Tom, either you're going to bit the bullet and release mysql-4
(upstream) or backport the fix which doesn't seem to be easy to find
from the way their repository works,... 

As for me,.. it's tar.gz/compile time

Phil
=--=

Comment 12 Bryce 2004-08-19 20:22:03 UTC
Oh I'm such a helpful person

http://lists.mysql.com/internals/13765

Theres a reasoning and a patch there BUT it was for version 4 so you
may need to hand patch.

Phil
=--=

Comment 13 Tom Lane 2004-08-20 00:21:01 UTC
FWIW, there does seem to be some progress happening on the license
front, so maybe we'll get to put MySQL 4 in Fedora sometime soon ...

Comment 14 Tom Lane 2004-10-06 22:27:09 UTC
The upstream patch Bryce found does apply to MySQL 3 and seems to
resolve the problem.  I've included it in mysql-3.23.58-11 and later,
also 3.23.58-2.2 for the RHEL3 release series.

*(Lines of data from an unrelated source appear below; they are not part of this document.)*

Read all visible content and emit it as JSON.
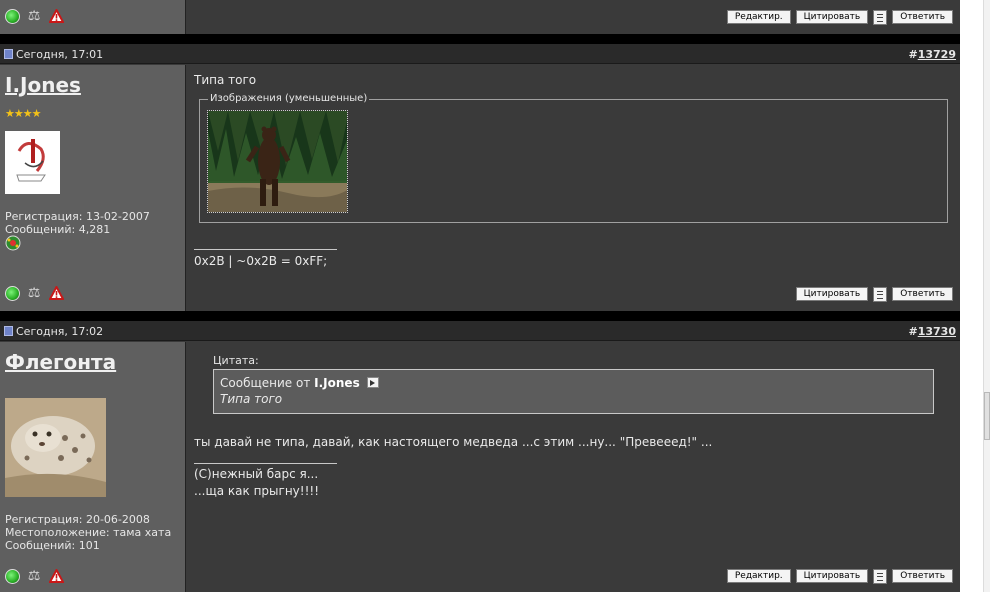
{
  "posts": [
    {
      "buttons": {
        "edit": "Редактир.",
        "quote": "Цитировать",
        "reply": "Ответить"
      }
    },
    {
      "date": "Сегодня, 17:01",
      "post_link_hash": "#",
      "post_number": "13729",
      "username": "I.Jones",
      "stars": "★★★★",
      "info": [
        "Регистрация: 13-02-2007",
        "Сообщений: 4,281"
      ],
      "message": "Типа того",
      "images_legend": "Изображения (уменьшенные)",
      "signature": "0x2B | ~0x2B = 0xFF;",
      "buttons": {
        "quote": "Цитировать",
        "reply": "Ответить"
      }
    },
    {
      "date": "Сегодня, 17:02",
      "post_link_hash": "#",
      "post_number": "13730",
      "username": "Флегонта",
      "info": [
        "Регистрация: 20-06-2008",
        "Местоположение: тама хата",
        "Сообщений: 101"
      ],
      "quote_label": "Цитата:",
      "quote_from_prefix": "Сообщение от",
      "quote_author": "I.Jones",
      "quote_text": "Типа того",
      "message": "ты давай не типа, давай, как настоящего медведа ...с этим ...ну... \"Превееед!\" ...",
      "signature_lines": [
        "(С)нежный барс я...",
        "...ща как прыгну!!!!"
      ],
      "buttons": {
        "edit": "Редактир.",
        "quote": "Цитировать",
        "reply": "Ответить"
      }
    }
  ],
  "icons": {
    "online": "online-status-icon",
    "scales": "reputation-scales-icon",
    "warn": "report-warning-icon",
    "multiquote": "multiquote-icon",
    "award": "award-icon",
    "page": "post-page-icon"
  },
  "colors": {
    "sidebar": "#5f5f5f",
    "content": "#3a3a3a",
    "header": "#2a2a2a",
    "stars": "#f3c218"
  }
}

Comment 15 Josh Bressers 2004-10-20 19:12:45 UTC
An errata has been issued which should help the problem 
described in this bug report. This report is therefore being 
closed with a resolution of ERRATA. For more information
on the solution and/or where to find the updated files, 
please follow the link below. You may reopen this bug report 
if the solution does not work for you.

http://rhn.redhat.com/errata/RHSA-2004-597.html


Comment 16 Josh Bressers 2004-10-20 19:41:28 UTC
An errata has been issued which should help the problem 
described in this bug report. This report is therefore being 
closed with a resolution of ERRATA. For more information
on the solution and/or where to find the updated files, 
please follow the link below. You may reopen this bug report 
if the solution does not work for you.